Tanıtım bülteninden:
Edebiyatist 54. Sayısı Okurlarına Merhaba,
Dosya Editörü Fatma Burçak:
Bir Proust sayısı fikri ortaya atıldığında dosya editörlüğünü yapmaktan başka çarem olmadığını düşündüm. Çünkü son beş yıldır Marcel Proust ve Kayıp Zamanın İzinde adlı eserinin okuma ve anlatma sürecime hatta belki yazma sürecime de etkisi var. Proust okuyup üzerinde düşünmek öyle bir iz bırakıyor ki bir okur olarak daha sonraki bütün okumalarınıza da katkı yapıyor. Çağrışım, bellek, zaman, anımsama üzerinde düşündükçe bir hikȃye anlatma sanatı olan edebiyatın içindeki yolculuğunuz da daha derinleşiyor.
Kayıp Zamanın İzinde’yi okumak zor çünkü Proust mektupları da dahil olmak üzere uzun ve yoğun yazan biri. Yazdığı her şeyi en ince ayrıntısına kadar tarif etmeyi, anlatıyı bir resim ya da yontu gibi elle tutulur hale getirmeyi seviyor. Bugünün hızını öngörmüşçesine bir an durmayı, etrafa bakmayı, gördüğümüz her şeyi sindirmemizi, belleğimize kazımamızı isteyen bir yavaşlıkta anlatan, bu nedenle de tüm duyuları önemseyen bir yazar.
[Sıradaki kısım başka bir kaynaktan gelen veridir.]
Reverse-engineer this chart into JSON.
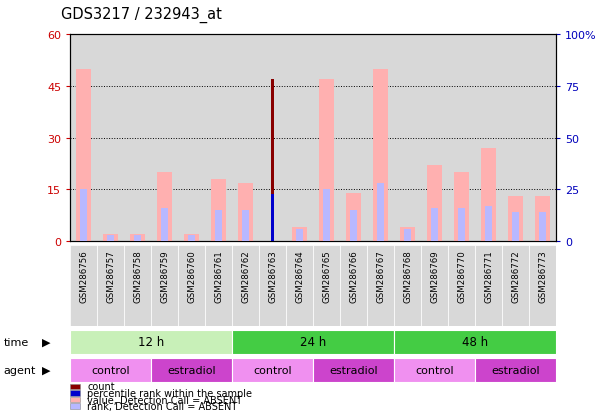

Renkleri, dokuları, tatları, sesleri, kokuları anlatısının içinde onun hissettiği biçimde hissedebilmeniz için yazmış. Yüzyıllara meydan okuyan bütün klasik eserlerde olduğu gibi okurundan zaman ve dikkat rica ediyor.
Tıpkı roman kahramanı Marcel gibi Proust da elinden kaydığını fark etmediği yaşamı an be an geri getiremeyeceğinin bilincinde olarak çağrışımlar yoluyla zamanı yakalamaya çalışmış. Bu çaba felsefe, sanat, tarihle biçimlenmiş muhteşem bir roman olarak ortaya çıkmış. Roman boyunca zamanın akışı içinde değişen insanı, istem-dışı bellek fikrini, zamanı yenerek ölüme meydan okuyabilenin sanat olduğunu anlatmış ve göstermeye çalışmış Proust.
Hakkında ciltlerce inceleme yazılan, tezlere araştırmalara konu olan, okunamazlığı konusunda edebiyat efsanesi haline gelen Proust’u ve büyük eseri Kayıp Zamanın İzinde’yi derginin sınırlı sayfalarında anlatmak mümkün olmasa da onu anmak, tanımamış ya da araya mesafe koymuş olanlarla tanıştırmak, kısaca Proust evrenine bir kapı açmak istedik.
Proust anlatmayı da dinlemeyi de sever.